Smoking and Health décrivait l’addiction tabagique en termes expérientiels :
« Les gros fumeurs de cigarettes, qui inhalent, décrivent souvent cet acte comme une expérience sensorielle agréable qui constitue pour eux l’une des premières motivations de continuer à fumer. »
En résumé, « La consommation habituelle de tabac est liée en premier lieu à des motivations psychologiques et sociales, renforcées et perpétuées par les actions pharmacologiques de la nicotine sur le système nerveux central, cette dernière étant perçue subjectivement soit comme un stimulant, soit comme tranquillisante (sic), en fonction de la réponse individuelle » (p. 354).
Au lieu de fournir une explication indiquant pourquoi le tabagisme n’est pas addictif, ceci constitue en fait un modèle expérientiel de l’addiction. L’intérêt de prendre note d’une telle définition, est que rien ne la limite à traiter l’addiction comme étant exclusivement un effet de la drogue – l’expérience « stimulante ou tranquillisante » à laquelle les fumeurs peuvent finir par s’attacher de manière addictive, peut être produite par des investissements et des activités absolument hors substance.
Cela se produit, quand un investissement ou une expérience puissante, préoccupante ou accaparante
- fournit des gratifications psychiques essentielles, tel qu’un sentiment de confort, de contrôle, d’excitation, ou de sa valeur personnelle ; néanmoins
- l’engagement dans l’activité a des effets de plus en plus néfastes sur l’existence.
- diffuser des informations sur les effets nocifs du tabagisme dans le Rapport du ministre de la Santé de 1964 n’a pas éradiqué le tabagisme, et il fallait que les responsables de la santé publique placent la barre plus haut ;
- l’addiction était redéfinie au-delà du champ des stupéfiants, par exemple pour la cocaïne, et sa définition était désormais élargie pour inclure le tabac/la nicotine ;
- un plus grand réalisme prévalait sur la variabilité des réactions – et les schémas de consommation avec elle – aux stupéfiants et aux autres substances illicites puissantes ;
- la légalité d’une substance n’était plus perçue comme incompatible avec l’addiction, et on ne considérait plus que les toxicomanes fussent des psychopathes ;
- les effets expérientiels d’une substance sont devenus le centre de l’addiction, même si une drogue n’était pas toxique au sens conventionnel ;
- l’addiction était désormais caractérisée en premier lieu par les schémas de consommation compulsive des gens et leur difficulté à arrêter.
Ainsi je décrivais les expériences addictives dans Love and Addiction et The Meaning of Addiction (et aussi dans la première édition de Psychotropes dès 1983) :
Les gens développent une addiction aux expériences. L’expérience addictive est la totalité de l’effet produit par un investissement ; cela provient des sources pharmacologiques et physiologiques, mais prend sa forme définitive dans les constructions culturelles et individuelles de l’expérience. La forme la plus reconnaissable d’une addiction est un attachement extrême, dysfonctionnel, à une expérience extrêmement nocive pour la personne, mais qui est une partie essentielle de l’écologie de cette personne et à laquelle cette dernière ne peut pas renoncer. Cet état est la conséquence d’un processus dynamique d’apprentissage social dans lequel la personne trouve une expérience gratifiante, parce qu’elle remédie à des besoins ressentis urgemment, alors que sur la durée elle détériore la capacité de la personne à faire face et son aptitude à produire des sources stables de gratification à partir de son environnement.

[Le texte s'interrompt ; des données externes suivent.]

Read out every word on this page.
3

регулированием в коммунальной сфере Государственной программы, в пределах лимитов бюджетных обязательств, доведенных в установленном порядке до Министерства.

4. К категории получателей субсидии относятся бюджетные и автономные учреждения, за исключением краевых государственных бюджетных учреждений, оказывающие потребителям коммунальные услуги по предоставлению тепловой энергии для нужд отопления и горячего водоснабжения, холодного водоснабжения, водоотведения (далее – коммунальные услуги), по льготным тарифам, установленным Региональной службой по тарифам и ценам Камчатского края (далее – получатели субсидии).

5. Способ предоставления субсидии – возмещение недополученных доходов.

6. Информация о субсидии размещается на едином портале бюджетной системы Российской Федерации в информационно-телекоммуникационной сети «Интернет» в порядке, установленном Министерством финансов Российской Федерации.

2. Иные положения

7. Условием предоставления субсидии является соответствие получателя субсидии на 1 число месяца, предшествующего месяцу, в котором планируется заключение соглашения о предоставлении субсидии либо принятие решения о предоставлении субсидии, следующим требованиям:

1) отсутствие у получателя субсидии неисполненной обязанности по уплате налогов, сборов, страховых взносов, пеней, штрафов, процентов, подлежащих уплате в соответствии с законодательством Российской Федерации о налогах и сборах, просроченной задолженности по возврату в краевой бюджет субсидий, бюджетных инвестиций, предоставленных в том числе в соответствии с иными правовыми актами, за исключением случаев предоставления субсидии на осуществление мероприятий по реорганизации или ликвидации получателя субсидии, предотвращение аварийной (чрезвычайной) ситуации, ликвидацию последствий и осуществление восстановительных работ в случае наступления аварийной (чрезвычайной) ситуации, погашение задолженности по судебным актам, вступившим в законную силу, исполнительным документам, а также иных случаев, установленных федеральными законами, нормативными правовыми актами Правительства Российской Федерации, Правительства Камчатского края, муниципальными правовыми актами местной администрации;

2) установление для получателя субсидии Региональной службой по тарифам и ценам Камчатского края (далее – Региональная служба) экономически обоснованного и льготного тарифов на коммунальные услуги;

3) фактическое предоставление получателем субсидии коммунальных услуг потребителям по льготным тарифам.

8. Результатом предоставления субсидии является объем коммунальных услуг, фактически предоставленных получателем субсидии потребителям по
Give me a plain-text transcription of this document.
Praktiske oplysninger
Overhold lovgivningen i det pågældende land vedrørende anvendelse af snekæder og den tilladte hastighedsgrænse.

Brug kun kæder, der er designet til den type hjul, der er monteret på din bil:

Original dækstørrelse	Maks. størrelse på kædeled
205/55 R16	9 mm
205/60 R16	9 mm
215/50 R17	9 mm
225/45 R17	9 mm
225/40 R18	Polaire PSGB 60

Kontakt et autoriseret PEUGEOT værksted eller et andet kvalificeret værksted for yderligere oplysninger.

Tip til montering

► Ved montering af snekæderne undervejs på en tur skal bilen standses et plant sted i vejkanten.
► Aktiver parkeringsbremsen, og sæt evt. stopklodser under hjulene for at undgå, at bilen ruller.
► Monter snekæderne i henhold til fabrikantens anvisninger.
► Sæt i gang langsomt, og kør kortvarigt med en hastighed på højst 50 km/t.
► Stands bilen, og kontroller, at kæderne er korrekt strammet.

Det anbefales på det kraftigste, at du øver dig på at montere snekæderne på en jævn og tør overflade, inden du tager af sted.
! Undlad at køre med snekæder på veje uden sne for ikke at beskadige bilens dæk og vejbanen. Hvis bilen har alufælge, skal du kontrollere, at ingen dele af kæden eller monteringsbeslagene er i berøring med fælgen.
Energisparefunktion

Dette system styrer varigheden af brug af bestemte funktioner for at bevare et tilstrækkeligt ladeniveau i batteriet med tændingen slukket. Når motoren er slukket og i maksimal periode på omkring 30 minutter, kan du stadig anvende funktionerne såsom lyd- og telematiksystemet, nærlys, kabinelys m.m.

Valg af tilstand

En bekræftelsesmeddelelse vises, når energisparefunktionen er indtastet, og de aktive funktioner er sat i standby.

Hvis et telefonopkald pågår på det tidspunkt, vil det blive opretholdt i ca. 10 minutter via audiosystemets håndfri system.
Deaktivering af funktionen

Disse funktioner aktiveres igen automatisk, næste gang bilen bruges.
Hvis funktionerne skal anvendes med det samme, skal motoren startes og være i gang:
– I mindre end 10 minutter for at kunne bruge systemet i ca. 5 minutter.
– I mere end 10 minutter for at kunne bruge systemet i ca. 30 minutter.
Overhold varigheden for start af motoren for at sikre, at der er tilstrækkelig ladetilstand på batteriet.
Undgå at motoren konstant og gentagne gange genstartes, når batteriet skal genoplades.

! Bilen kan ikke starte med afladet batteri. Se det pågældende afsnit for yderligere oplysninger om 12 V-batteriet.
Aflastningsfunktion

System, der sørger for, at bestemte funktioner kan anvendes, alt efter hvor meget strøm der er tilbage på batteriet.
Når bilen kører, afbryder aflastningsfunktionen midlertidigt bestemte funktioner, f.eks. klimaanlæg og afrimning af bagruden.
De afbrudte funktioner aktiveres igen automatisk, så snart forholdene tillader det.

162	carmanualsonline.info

La motivation à poursuivre l’investissement, en comparaison avec d’autres investissements, est fonction d’une couche supplémentaire des variables sociales, situationnelles et de la personnalité. Tous ces éléments fluctuent en permanence étant donné qu’un individu grandit, change d’environnements, développe des mécanismes plus matures pour faire face, perd et gagne de nouvelles opportunités de satisfaction et est soutenu ou découragé quand il s’agit de se forger de nouvelles manières de penser et idées de soi.
Il y a des éléments indéterminés – par exemple, ceux activés par les engagements moraux de la personne – qui ont une incidence sur le fait qu’elle continuera ou non à revenir à une expérience qui devient progressivement plus néfaste pour le reste de sa vie. Même après que la personne a développé un attachement addictif, elle peut subitement (aussi bien que progressivement) modifier les valeurs qui entretiennent l’addiction. C’est là le remarquable processus du mûrissement, ou de la rémission naturelle de l’addiction.
Stanton PeeleExtrait de Psychotropes, Vol. 15 n° 4, 2009, pp. 27-40.